Le mois dernier se tenait la conférence “Signaux Numériques 2015”, à l’occasion de la French Tech et de la présentation de la Cité Numérique à Bègles.

Monsieur Antoine Chotard, Responsable veille et prospective d’A.E.C (l’Agence Aquitaine du Numérique), nous a offert à cette occasion son point de vue sur les tendances techniques, sociologiques et économiques engendrées par le numérique.

L’accent a largement été porté sur la disruption qu’a entraîné, au début des années 2000, le numérique, “avec l’arrivée d’acteurs met[tant] à mal tout un marché, une filière et des chaînes de valeurs…”, en réorganisant les circuits de distribution avec la suppression de nombreux intermédiaires. En effet, le numérique a initialement, notamment dans le domaine de la création, abaissé les barrières à l’entrée sur le marché, en facilitant une mise en relation directe entre l’offre et la demande.

Après un certain “âge d’or” de la liberté de diffusion, avec l’essor de nouveaux modèles économiques comme le crowdfunding, la tendance est aujourd’hui à une reconcentration  du marché, avec une reconstitution in fine de la chaîne de valeurs. Pour autant, le financement participatif a permis à de nombreuses start-ups de se lancer, en trouvant leur public grâce à des innovations produits ou des originalités certaines en termes de marketing.

Ainsi, de nombreux succès du crowdfunding ont été rachetés par des acteurs économiques majeurs, lesquels utilisent ces start-ups comme des laboratoires R&D à moindre coût. Ainsi, l’occulus rift, financé sur la plateforme Kickstarter, a été racheté récemment par Facebook.

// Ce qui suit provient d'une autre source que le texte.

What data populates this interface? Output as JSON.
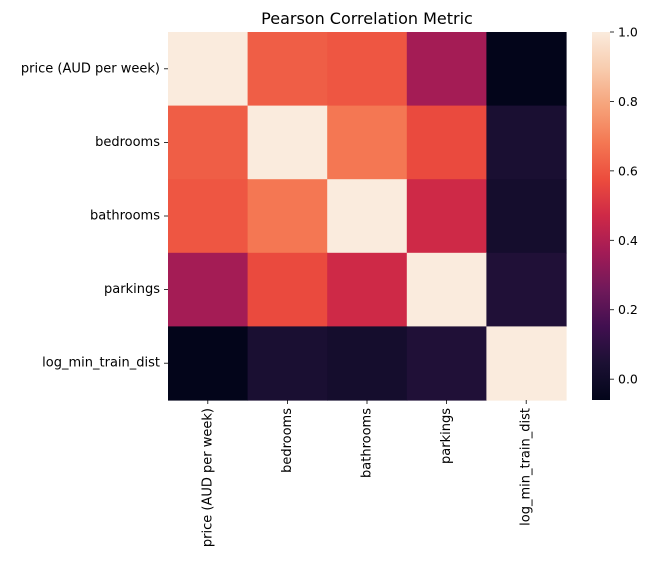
{
  "chart_data": {
    "type": "heatmap",
    "title": "Pearson Correlation Metric",
    "xlabel": "",
    "ylabel": "",
    "row_labels": [
      "price (AUD per week)",
      "bedrooms",
      "bathrooms",
      "parkings",
      "log_min_train_dist"
    ],
    "col_labels": [
      "price (AUD per week)",
      "bedrooms",
      "bathrooms",
      "parkings",
      "log_min_train_dist"
    ],
    "values": [
      [
        1.0,
        0.62,
        0.6,
        0.37,
        -0.06
      ],
      [
        0.62,
        1.0,
        0.68,
        0.57,
        0.04
      ],
      [
        0.6,
        0.68,
        1.0,
        0.47,
        0.02
      ],
      [
        0.37,
        0.57,
        0.47,
        1.0,
        0.06
      ],
      [
        -0.06,
        0.04,
        0.02,
        0.06,
        1.0
      ]
    ],
    "colorbar": {
      "min": -0.06,
      "max": 1.0,
      "ticks": [
        0.0,
        0.2,
        0.4,
        0.6,
        0.8,
        1.0
      ],
      "tick_labels": [
        "0.0",
        "0.2",
        "0.4",
        "0.6",
        "0.8",
        "1.0"
      ],
      "colormap": "rocket"
    },
    "grid": false,
    "legend": "colorbar-right"
  }
}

Sur le plan social, et notamment au regard de son impact sur l’emploi, le numérique “dérange” encore quelque peu. En effet, le digital met à mal de nombreux métiers. Le ministère du travail américain considère que “65 % des écoliers d’aujourd’hui pratiqueront, une fois diplômés, des métiers qui n’ont même pas encore été inventés”. Si le marché de l’emploi est en quelque sorte perturbé par l’économie digitale, le numérique permet également d’accélérer la création de nouveaux emplois en lien direct avec les nouvelles technologies.

Le développement d’intelligence artificielle (au sens de la création d’algorithmes complexes permettant l’automatisation de certaines tâches), est à ce jour en voie d’initier une réelle évolution au regard des secteurs de l’économie traditionnelle. Le secteur primaire et secondaire viennent se sophistiquer avec l’intégration de systèmes informatisés qui contrôlent et automatisent une grande partie des productions. Le secteur tertiaire a quant à lui déjà largement intégré la mutation du numérique créant un environnement propice au développement du numérique dans les deux autres secteurs.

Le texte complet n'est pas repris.